US American Airways

It’s not a catchy name, in that form.

Last Friday, AMR/American Airlines capitulated a bit in publicly stating it would engage in examining the possibility of a merger with some other airline.   This after beating a drum for 2 weeks that it was fine, there was nothing to see here and American Airlines was a better airline if it exited bankruptcy as a stand alone enterprise first.

The thing is, an airline in bankruptcy is answerable to many parties.  It must answer to the courts and creditors and it must justify its decisions, particularly those related to bankruptcy, at every turn.  There isn’t nearly as much maneuvering room to do what one wants to do in those conditions and I’ve often wondered over the past few months if that wasn’t the prime driver for Gerard Arpey’s decision to leave the company.

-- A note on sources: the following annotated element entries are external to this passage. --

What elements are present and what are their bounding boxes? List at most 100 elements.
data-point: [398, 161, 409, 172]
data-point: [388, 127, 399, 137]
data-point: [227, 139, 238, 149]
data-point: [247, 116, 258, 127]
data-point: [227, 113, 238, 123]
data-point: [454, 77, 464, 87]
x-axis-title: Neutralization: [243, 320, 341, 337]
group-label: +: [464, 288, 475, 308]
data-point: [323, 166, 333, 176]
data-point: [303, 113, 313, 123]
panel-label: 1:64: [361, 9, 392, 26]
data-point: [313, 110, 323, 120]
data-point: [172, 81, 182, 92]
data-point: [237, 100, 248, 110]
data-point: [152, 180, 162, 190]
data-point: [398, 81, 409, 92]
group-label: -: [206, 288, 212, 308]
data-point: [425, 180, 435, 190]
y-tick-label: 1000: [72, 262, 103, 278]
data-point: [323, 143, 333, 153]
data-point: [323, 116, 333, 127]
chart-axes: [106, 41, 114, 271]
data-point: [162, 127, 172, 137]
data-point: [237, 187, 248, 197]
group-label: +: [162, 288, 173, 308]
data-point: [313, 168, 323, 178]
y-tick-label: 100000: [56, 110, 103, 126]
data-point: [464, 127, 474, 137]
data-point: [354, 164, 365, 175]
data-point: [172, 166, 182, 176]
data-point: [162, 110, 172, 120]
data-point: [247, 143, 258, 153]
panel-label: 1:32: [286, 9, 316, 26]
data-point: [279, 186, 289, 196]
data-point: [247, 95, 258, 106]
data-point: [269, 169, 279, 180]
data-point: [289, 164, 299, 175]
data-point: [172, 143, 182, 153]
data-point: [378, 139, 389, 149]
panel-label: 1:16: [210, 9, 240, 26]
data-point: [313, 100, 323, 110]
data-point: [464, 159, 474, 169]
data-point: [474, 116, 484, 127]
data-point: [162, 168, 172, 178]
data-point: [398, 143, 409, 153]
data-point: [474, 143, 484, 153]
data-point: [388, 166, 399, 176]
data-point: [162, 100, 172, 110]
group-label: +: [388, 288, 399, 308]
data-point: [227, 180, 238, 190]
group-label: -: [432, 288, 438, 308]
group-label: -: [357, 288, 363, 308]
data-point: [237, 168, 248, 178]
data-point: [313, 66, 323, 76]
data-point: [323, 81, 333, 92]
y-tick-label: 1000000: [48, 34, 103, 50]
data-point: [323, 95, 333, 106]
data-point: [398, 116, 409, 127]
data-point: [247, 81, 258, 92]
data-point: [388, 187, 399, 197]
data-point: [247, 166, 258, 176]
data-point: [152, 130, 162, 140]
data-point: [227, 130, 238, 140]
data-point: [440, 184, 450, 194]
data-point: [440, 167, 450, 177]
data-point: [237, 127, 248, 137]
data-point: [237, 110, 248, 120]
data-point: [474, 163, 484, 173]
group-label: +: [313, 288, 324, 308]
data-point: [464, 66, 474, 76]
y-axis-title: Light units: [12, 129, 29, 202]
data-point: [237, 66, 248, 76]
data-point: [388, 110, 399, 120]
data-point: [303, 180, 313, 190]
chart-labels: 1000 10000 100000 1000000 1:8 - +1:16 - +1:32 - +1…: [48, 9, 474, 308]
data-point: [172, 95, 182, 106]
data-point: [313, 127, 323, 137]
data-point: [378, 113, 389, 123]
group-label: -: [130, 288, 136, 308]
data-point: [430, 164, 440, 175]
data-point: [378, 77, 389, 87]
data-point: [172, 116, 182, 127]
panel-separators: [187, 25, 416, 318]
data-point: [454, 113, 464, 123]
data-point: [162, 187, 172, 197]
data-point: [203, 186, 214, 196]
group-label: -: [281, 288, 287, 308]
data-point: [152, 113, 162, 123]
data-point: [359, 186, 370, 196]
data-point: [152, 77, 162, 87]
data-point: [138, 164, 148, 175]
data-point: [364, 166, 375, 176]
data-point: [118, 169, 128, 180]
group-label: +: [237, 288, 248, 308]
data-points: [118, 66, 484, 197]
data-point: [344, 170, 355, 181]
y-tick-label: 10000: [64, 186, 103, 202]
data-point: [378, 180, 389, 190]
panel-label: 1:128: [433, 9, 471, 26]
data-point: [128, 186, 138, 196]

Is this a merger?  Nope, not yet.  But US Airways has played this very, very well so far.  They’ve got the public support of unions and have managed to make themselves look more and more attractive to interested parties who aren’t tied to AA through employment or as a major creditor.   The next steps will be to win over Boeing by reaffirming the aircraft orders made last year and to win over HP by reaffirming a desire to go forward with the new reservations systems.  Not hard to do as any merged entity will need both the new aircraft as well as the new reservations systems.

My prediction is that we’ll see some sort of understanding between the two airlines some time in June.  It will be about brotherhood and great synergies and that no one need to worry about their jobs.  Worst case scenario sees Tom Horton elevated to non-executive chairman (and I doubt that that happens) with a small handful of American executives retained.  More practically, Tom Horton leaves for a different industry and maybe 1 or 2 executives are retained for the new company.

The best part will be seeing the new livery for such a company.